試しに力を加えると、IDが2枚に増えた。
「えっ?」
最上層のID!? なんで重なってんだ? いやくっつけてたのか? なんで?
IDは基準層以上は全員持ってる身分証明書。もちろん、1人1枚。
最上層も第2階層も同じ顔で載ってる、偽造品?
いや、本物だろうと偽物だろうと相当まずい。まずいぞ。
実は、相当ヤバいことに首を突っ込んだかもしれない。
「アンダーマーケットで襲撃って、ヤバい割に成功額もわかんねーなんてやってらんねー。やめとけ」
冷や汗でジワリと湿った俺の手元の残りのIDを指さし、シットがにやにやと笑う。
「計画も、皆無に等しい。ソーマ、馬鹿」
イカロスは、いつも通りの用心深さで、不用心な俺を睨む。
うん、不用心すぎたかもしれない。
いや、不用心過ぎた!
「予想外に儲かったもんだから、襲撃やめてもいいかなーとか思ってんだろ」
「そうしろ。そうしろ」
「……」
シットが誘惑しイカロスが煽る。
確かにヤバい。ああ、まずい!
なんか、体が心から冷えてきた。父さん、大丈夫か?
「ツアーがらみだし、大事にしたくないだろ? ソーマ」
「いや、もう大事かもしれない……」
手を引くように父さんに連絡を!
『ソーマ、ソーマ!』
サイレンよりも喧しい大音量で名前を呼ばれる。テーヘン号のフィーバーからの緊急連絡だ。
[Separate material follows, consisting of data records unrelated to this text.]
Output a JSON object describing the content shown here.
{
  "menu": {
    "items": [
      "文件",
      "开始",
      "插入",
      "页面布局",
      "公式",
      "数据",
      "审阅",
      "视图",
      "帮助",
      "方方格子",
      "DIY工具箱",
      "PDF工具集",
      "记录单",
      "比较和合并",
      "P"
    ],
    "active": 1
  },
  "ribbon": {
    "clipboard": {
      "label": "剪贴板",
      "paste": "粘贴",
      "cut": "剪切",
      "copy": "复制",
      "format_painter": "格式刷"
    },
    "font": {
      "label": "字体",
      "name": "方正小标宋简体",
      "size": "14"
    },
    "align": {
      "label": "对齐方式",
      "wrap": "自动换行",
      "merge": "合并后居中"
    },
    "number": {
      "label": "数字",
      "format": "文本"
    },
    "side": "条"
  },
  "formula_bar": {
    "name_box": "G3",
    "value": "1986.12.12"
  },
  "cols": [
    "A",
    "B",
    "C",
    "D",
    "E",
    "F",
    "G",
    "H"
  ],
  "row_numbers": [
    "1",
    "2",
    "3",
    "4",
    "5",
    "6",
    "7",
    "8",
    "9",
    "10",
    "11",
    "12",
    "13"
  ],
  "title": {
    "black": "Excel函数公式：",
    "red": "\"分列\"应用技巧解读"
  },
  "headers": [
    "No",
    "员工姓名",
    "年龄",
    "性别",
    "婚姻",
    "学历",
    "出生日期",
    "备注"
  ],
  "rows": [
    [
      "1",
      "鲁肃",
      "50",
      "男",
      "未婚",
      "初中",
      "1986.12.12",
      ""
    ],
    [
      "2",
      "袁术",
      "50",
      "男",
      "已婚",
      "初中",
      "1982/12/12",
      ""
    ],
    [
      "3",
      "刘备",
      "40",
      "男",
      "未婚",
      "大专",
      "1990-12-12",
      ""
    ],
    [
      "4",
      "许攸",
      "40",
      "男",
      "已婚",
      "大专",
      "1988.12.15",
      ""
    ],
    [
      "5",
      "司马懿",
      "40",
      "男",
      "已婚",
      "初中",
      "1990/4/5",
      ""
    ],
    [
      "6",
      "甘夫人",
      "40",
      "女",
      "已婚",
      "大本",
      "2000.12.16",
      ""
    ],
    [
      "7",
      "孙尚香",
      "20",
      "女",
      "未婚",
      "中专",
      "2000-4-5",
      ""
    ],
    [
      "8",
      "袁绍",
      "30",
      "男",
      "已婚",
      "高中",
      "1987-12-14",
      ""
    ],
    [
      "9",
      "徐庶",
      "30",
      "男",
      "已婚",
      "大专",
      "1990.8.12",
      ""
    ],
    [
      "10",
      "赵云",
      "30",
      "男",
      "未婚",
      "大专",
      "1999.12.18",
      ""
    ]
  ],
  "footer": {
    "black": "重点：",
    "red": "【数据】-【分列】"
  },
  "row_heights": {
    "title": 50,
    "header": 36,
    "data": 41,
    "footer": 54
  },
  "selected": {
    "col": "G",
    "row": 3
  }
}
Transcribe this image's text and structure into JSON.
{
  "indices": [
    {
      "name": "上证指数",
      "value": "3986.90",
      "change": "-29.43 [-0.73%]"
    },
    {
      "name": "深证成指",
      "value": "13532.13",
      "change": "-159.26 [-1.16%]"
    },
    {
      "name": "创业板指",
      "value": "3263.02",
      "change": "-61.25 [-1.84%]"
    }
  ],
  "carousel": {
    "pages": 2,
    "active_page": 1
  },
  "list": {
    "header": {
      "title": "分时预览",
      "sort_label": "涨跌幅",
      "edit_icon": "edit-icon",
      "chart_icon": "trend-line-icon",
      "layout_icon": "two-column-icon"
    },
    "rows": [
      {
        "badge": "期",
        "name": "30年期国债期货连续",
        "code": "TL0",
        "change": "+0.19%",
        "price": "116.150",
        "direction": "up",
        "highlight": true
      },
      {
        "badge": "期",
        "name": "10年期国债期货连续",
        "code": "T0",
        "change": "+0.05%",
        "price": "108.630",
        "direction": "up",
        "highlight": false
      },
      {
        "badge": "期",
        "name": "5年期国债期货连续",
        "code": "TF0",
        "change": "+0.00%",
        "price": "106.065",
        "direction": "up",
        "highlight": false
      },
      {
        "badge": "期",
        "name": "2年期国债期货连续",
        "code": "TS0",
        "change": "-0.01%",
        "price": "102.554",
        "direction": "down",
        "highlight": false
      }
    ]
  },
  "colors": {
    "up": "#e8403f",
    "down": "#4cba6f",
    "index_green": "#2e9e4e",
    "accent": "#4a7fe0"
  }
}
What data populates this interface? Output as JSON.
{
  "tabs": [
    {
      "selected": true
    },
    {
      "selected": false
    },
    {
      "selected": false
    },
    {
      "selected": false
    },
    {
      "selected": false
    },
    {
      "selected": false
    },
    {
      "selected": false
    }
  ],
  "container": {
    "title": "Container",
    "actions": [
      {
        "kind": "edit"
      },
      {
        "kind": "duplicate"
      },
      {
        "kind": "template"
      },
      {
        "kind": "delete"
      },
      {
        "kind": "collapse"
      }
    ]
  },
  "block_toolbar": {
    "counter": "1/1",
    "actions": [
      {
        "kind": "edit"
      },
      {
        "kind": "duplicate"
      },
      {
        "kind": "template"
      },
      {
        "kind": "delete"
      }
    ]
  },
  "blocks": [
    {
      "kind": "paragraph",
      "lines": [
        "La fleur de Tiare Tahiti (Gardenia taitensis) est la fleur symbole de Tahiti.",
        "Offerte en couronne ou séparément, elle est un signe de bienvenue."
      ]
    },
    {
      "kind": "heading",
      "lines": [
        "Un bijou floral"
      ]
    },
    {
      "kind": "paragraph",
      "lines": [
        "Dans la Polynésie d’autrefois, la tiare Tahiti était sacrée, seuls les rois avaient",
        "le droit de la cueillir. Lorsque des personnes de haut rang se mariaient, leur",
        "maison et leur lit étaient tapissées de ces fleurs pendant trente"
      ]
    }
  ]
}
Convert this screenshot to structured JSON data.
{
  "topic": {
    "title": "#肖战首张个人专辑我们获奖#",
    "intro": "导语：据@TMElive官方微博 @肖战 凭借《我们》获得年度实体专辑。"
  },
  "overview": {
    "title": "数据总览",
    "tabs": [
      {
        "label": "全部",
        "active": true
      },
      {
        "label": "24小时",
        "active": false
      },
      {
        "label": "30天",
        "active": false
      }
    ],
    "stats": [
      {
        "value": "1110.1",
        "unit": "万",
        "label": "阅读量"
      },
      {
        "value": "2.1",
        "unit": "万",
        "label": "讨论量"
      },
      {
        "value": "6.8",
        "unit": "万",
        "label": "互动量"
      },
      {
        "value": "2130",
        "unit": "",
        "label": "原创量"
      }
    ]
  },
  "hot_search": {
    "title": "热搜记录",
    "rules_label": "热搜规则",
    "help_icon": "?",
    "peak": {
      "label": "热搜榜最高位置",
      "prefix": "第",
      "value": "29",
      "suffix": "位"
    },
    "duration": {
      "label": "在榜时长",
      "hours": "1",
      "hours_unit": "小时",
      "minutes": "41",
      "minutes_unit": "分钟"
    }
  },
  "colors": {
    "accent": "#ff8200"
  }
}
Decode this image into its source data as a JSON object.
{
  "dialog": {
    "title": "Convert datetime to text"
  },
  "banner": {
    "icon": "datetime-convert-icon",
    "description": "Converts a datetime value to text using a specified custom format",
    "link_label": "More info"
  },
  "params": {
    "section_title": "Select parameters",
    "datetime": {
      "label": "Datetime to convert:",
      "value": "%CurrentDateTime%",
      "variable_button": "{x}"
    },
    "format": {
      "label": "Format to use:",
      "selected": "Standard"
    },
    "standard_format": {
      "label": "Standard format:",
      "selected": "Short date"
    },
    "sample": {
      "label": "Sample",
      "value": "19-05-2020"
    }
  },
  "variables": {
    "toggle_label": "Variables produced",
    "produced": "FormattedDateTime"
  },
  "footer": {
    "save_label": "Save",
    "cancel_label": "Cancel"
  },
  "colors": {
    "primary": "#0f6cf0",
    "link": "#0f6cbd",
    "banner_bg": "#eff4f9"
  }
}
周囲の温度が一気に冷えたみたいに、俺の体が底冷えしていく。
『伝言、伝言! 薬! 発見!』
シットとイカロスは戦力としても頼りになりますが、向いてるのは雇われ傭兵の彼らという話。
ソーマが心配してるのは、相手が誰かじゃなく、そこまでの相手が関わるモノが何かという意味。手に入れても厄介事にしかならないもの、みたいな。